Energetics of spin-state transitions in LaCoO3:
DFT+DMFT and DFT+U study
Hyowon Park
(University of Illinois at Chicago & Argonne National Laboratory)
Strongly correlated materials exhibit novel properties due to the close interplay amongst
their spin, orbital, charge, and lattice degrees of freedom. Theoretical description of
these materials often requires the proper treatment of dynamical correlation effects
beyond the first-principles calculation based on density functional theory (DFT). In this
talk, I will show that density functional theory plus dynamical mean field theory
(DFT+DMFT) can be a powerful method for studying the energetics of strongly
correlated materials by applying it to the energetics calculation of the spin-state
transition in LaCoO3. We have computed the DFT+DMFT energies for various spin
states including low spin (LS), high spin (HS), and 1:1 mixed LS-HS states, and found
that the mixed HS-LS state becomes energetically stable slightly above the groundstate LS state.

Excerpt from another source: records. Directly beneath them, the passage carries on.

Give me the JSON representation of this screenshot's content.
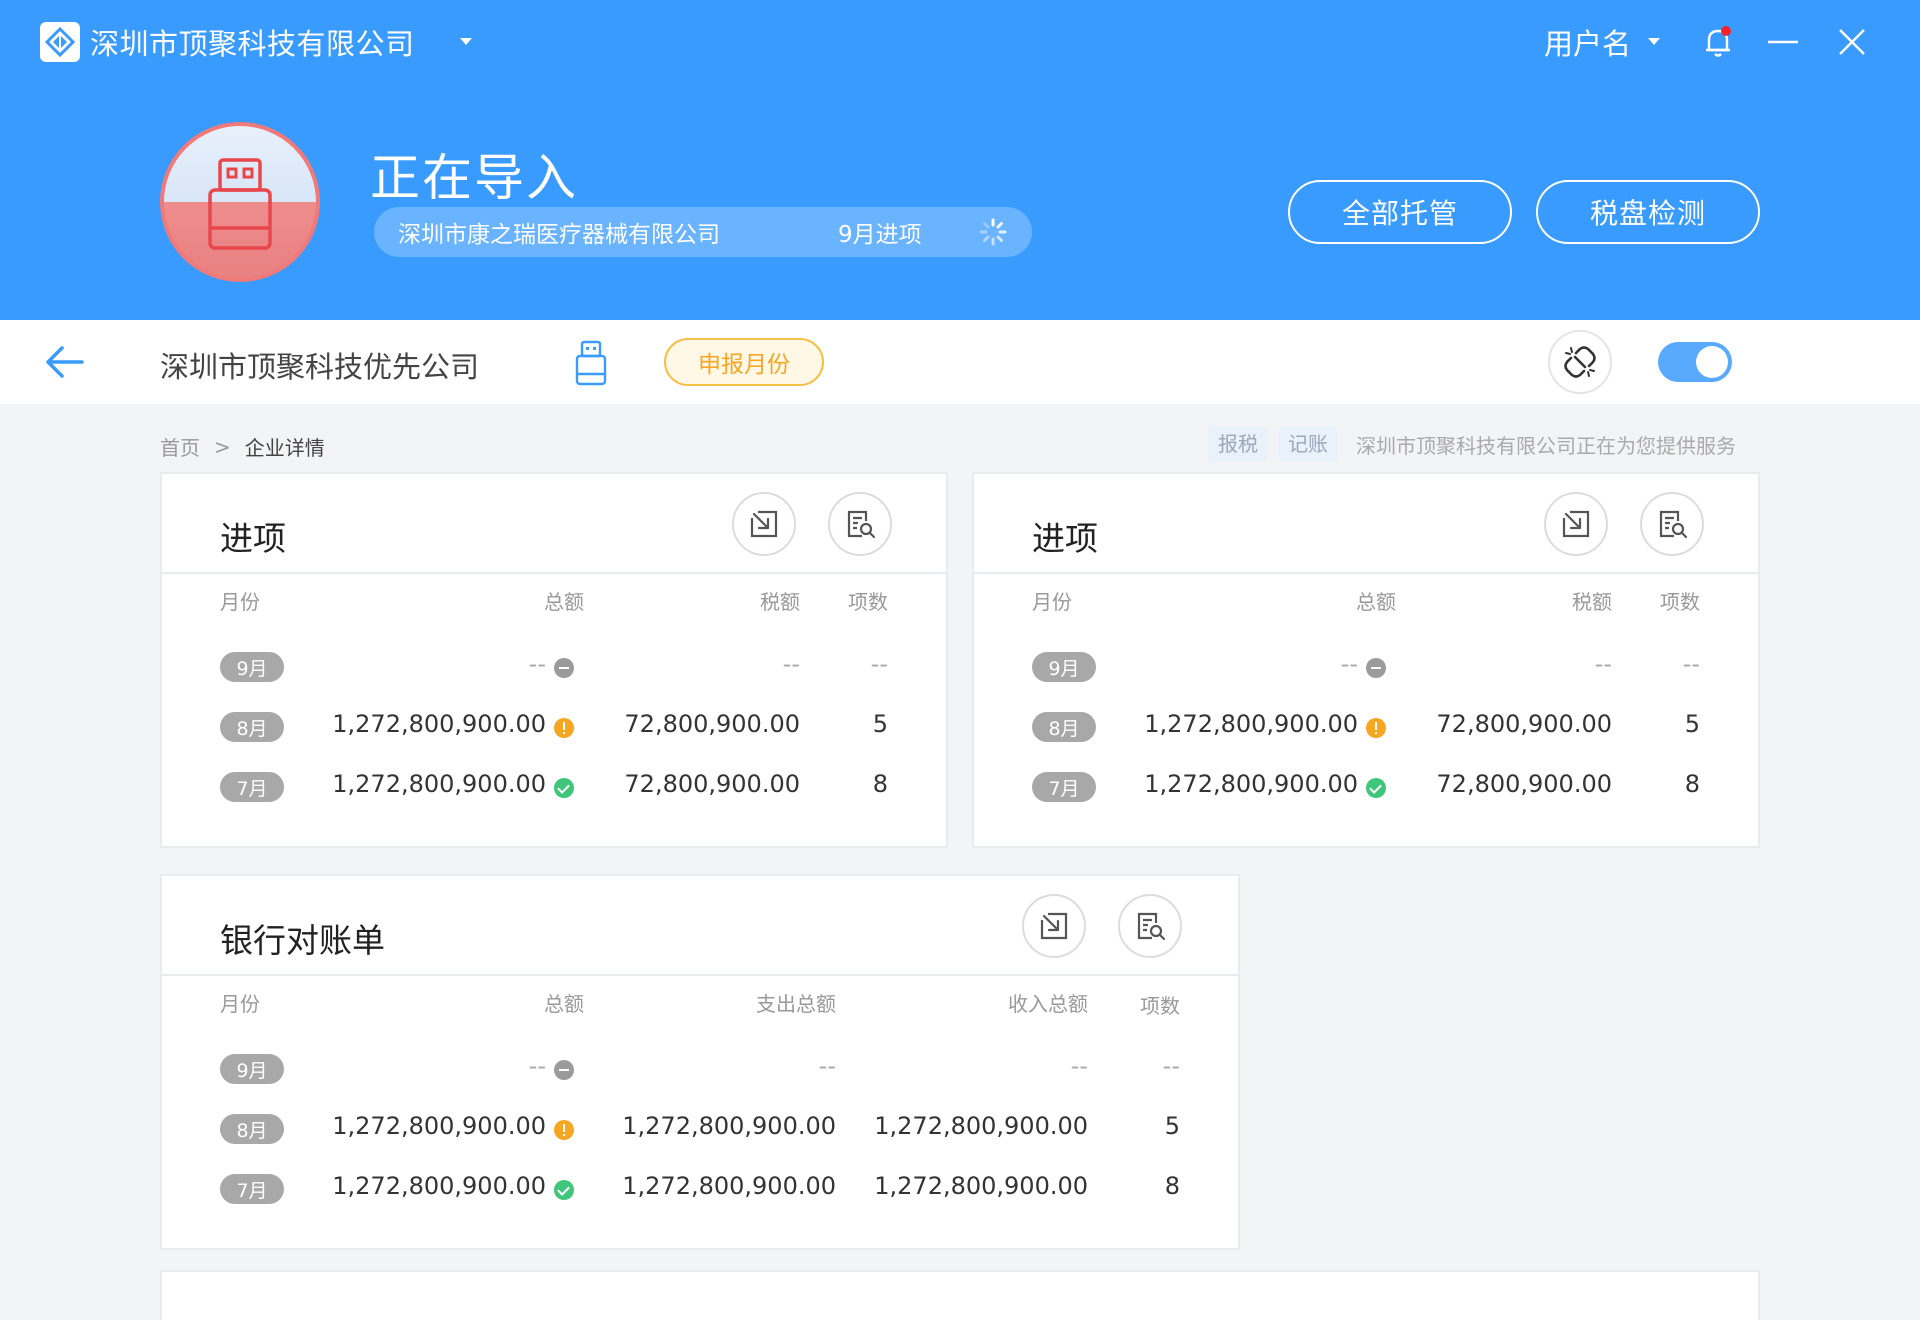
{
  "app": {
    "company_name": "深圳市顶聚科技有限公司",
    "user_name": "用户名"
  },
  "import_status": {
    "title": "正在导入",
    "company": "深圳市康之瑞医疗器械有限公司",
    "month": "9月进项"
  },
  "header_buttons": {
    "full_hosting": "全部托管",
    "tax_disk_check": "税盘检测"
  },
  "subbar": {
    "company": "深圳市顶聚科技优先公司",
    "month_tag": "申报月份"
  },
  "breadcrumb": {
    "home": "首页",
    "separator": ">",
    "current": "企业详情"
  },
  "service": {
    "tags": [
      "报税",
      "记账"
    ],
    "text": "深圳市顶聚科技有限公司正在为您提供服务"
  },
  "panels": [
    {
      "title": "进项",
      "headers": [
        "月份",
        "总额",
        "税额",
        "项数"
      ],
      "rows": [
        {
          "month": "9月",
          "total": "--",
          "status": "gray",
          "tax": "--",
          "count": "--"
        },
        {
          "month": "8月",
          "total": "1,272,800,900.00",
          "status": "orange",
          "tax": "72,800,900.00",
          "count": "5"
        },
        {
          "month": "7月",
          "total": "1,272,800,900.00",
          "status": "green",
          "tax": "72,800,900.00",
          "count": "8"
        }
      ]
    },
    {
      "title": "进项",
      "headers": [
        "月份",
        "总额",
        "税额",
        "项数"
      ],
      "rows": [
        {
          "month": "9月",
          "total": "--",
          "status": "gray",
          "tax": "--",
          "count": "--"
        },
        {
          "month": "8月",
          "total": "1,272,800,900.00",
          "status": "orange",
          "tax": "72,800,900.00",
          "count": "5"
        },
        {
          "month": "7月",
          "total": "1,272,800,900.00",
          "status": "green",
          "tax": "72,800,900.00",
          "count": "8"
        }
      ]
    },
    {
      "title": "银行对账单",
      "headers": [
        "月份",
        "总额",
        "支出总额",
        "收入总额",
        "项数"
      ],
      "rows": [
        {
          "month": "9月",
          "total": "--",
          "status": "gray",
          "expense": "--",
          "income": "--",
          "count": "--"
        },
        {
          "month": "8月",
          "total": "1,272,800,900.00",
          "status": "orange",
          "expense": "1,272,800,900.00",
          "income": "1,272,800,900.00",
          "count": "5"
        },
        {
          "month": "7月",
          "total": "1,272,800,900.00",
          "status": "green",
          "expense": "1,272,800,900.00",
          "income": "1,272,800,900.00",
          "count": "8"
        }
      ]
    }
  ],
  "status_colors": {
    "gray": "#9b9b9b",
    "orange": "#f5a623",
    "green": "#3fc67a"
  },
  "colors": {
    "header_blue": "#3a9bff",
    "notification_dot": "#f5222d",
    "month_tag": "#f5a623"
  },
  "icons": {
    "brand": "diamond-logo-icon",
    "bell": "bell-icon",
    "minimize": "minimize-icon",
    "close": "close-icon",
    "usb": "usb-key-icon",
    "back": "back-arrow-icon",
    "unlink": "unlink-icon",
    "import": "import-icon",
    "search_doc": "document-search-icon"
  }
}
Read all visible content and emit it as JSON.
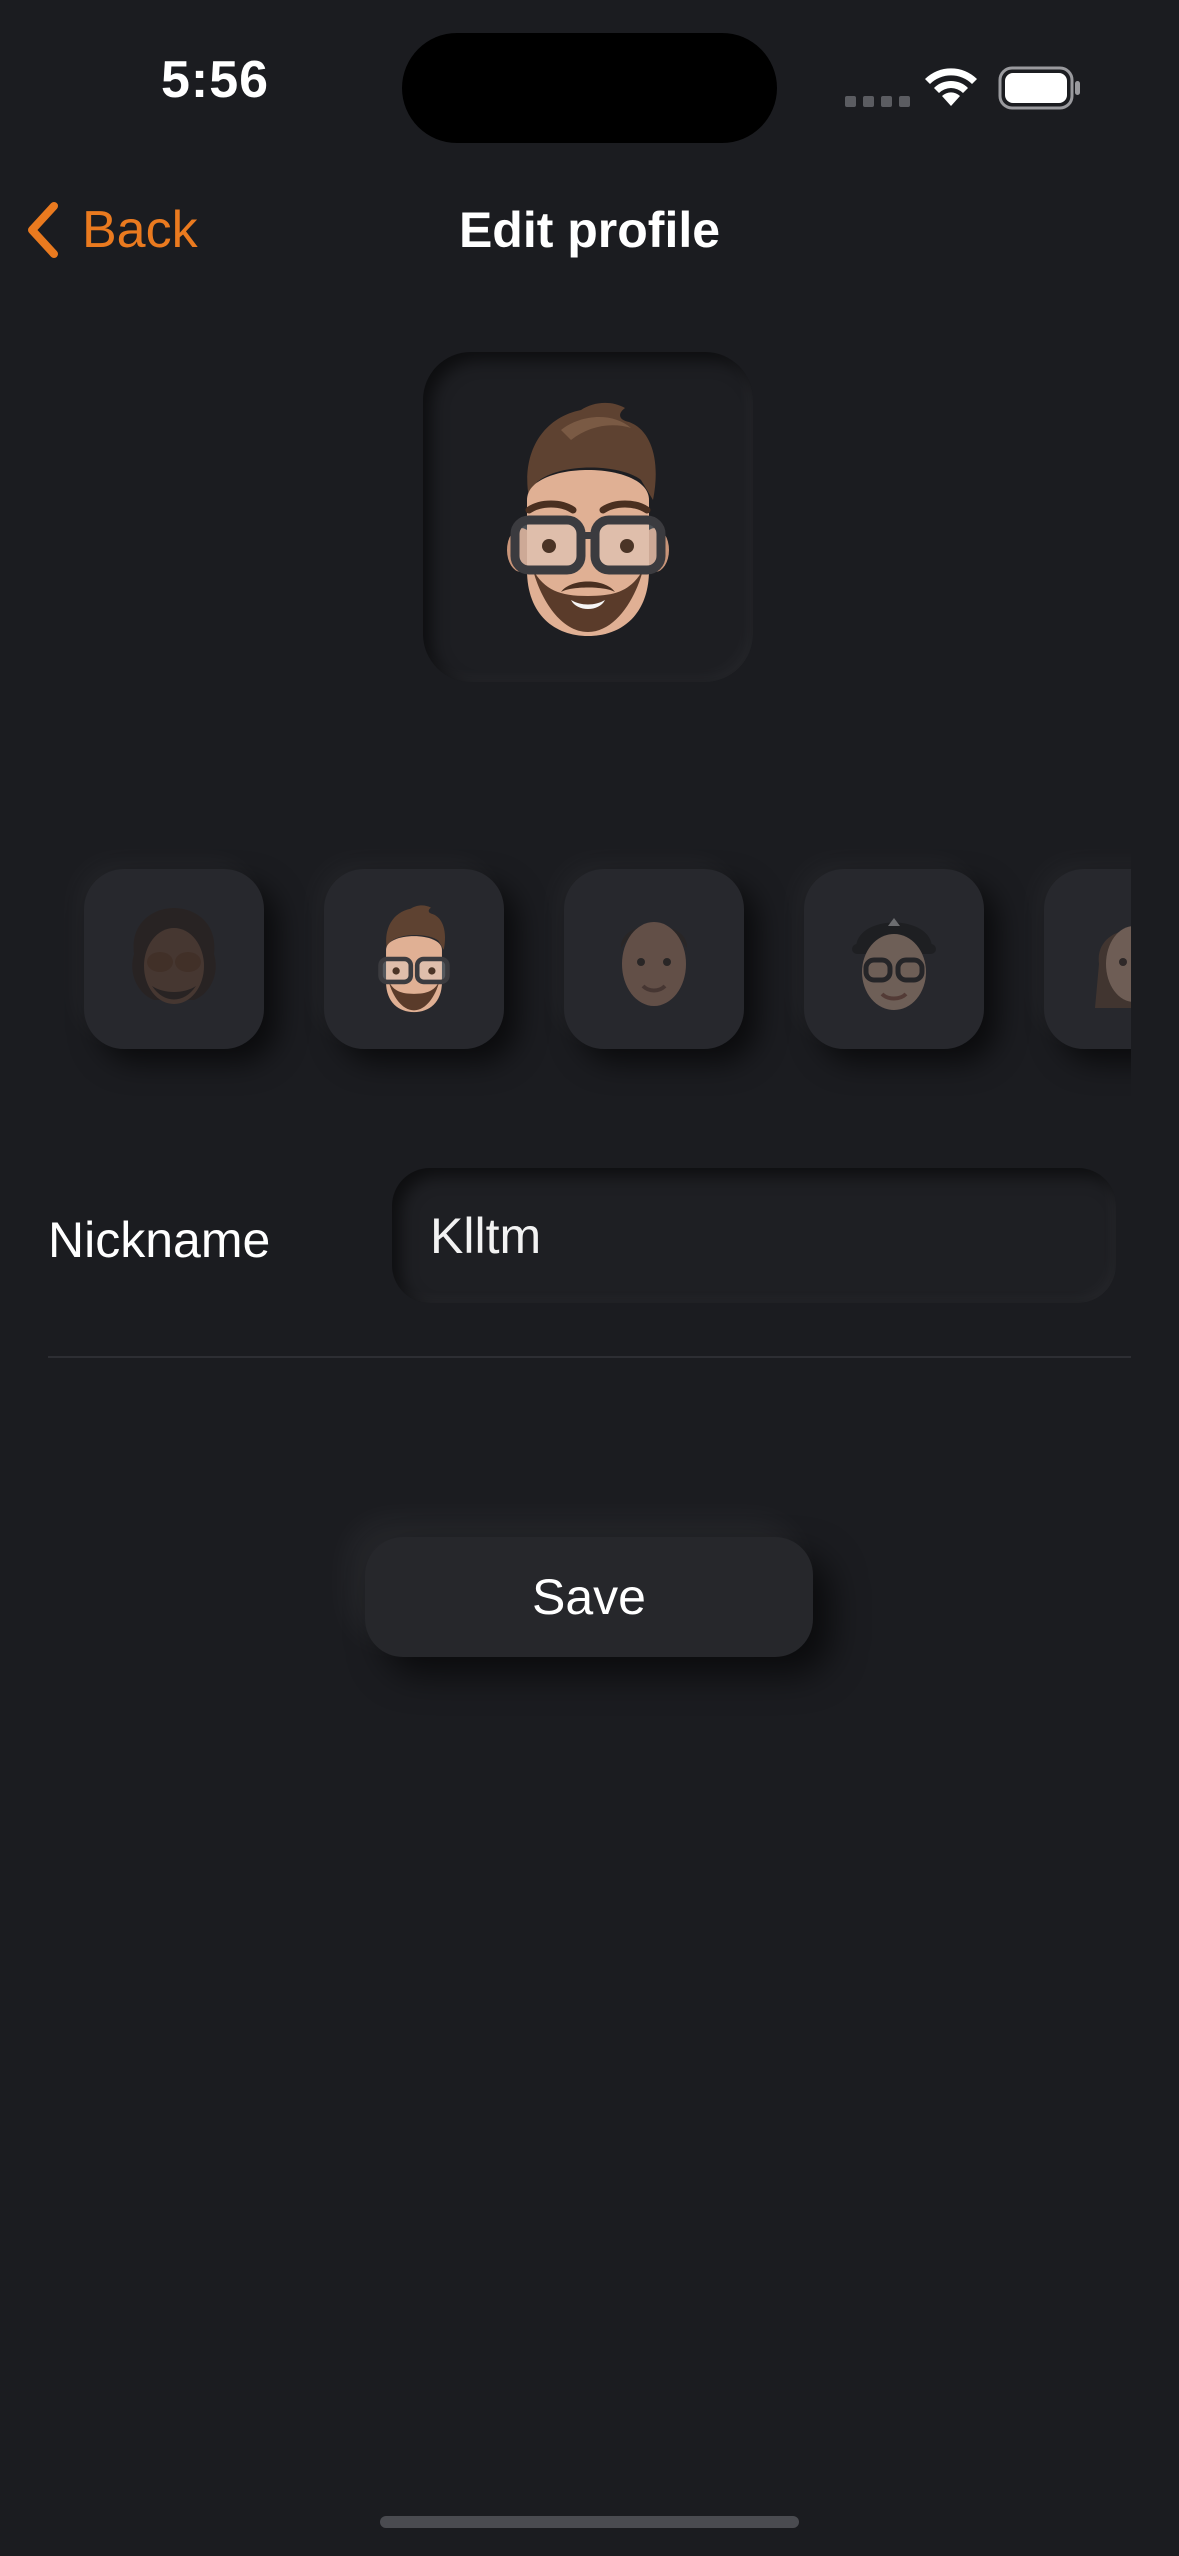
{
  "status_bar": {
    "time": "5:56",
    "icons": [
      "signal-icon",
      "wifi-icon",
      "battery-icon"
    ]
  },
  "nav": {
    "back_label": "Back",
    "title": "Edit profile",
    "accent_color": "#ea7a1f"
  },
  "profile": {
    "selected_avatar": "memoji-glasses-beard",
    "avatar_options": [
      {
        "name": "memoji-sunglasses-curly",
        "selected": false
      },
      {
        "name": "memoji-glasses-beard",
        "selected": true
      },
      {
        "name": "memoji-short-hair",
        "selected": false
      },
      {
        "name": "memoji-cap-glasses",
        "selected": false
      },
      {
        "name": "memoji-long-hair",
        "selected": false
      }
    ]
  },
  "form": {
    "nickname_label": "Nickname",
    "nickname_value": "Klltm"
  },
  "actions": {
    "save_label": "Save"
  },
  "colors": {
    "background": "#1b1c20",
    "surface": "#27282d"
  }
}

The mixed spin state is characterized by the combination of a
paramagnetic Mott insulating HS site and a covalently bonded LS site with a charge
imbalance between two sites. DFT+U energetics calculations overestimates the
tendency to higher spin states and the mixed spin state or intermediate spin (IS) state is
wrongly predicted to be the ground state. Finally, we will show that the effects of the
double-counting energy in DFT+DMFT or DFT+U and also the charge self-consistency
can strongly affect the energetics of the spin-state transitions.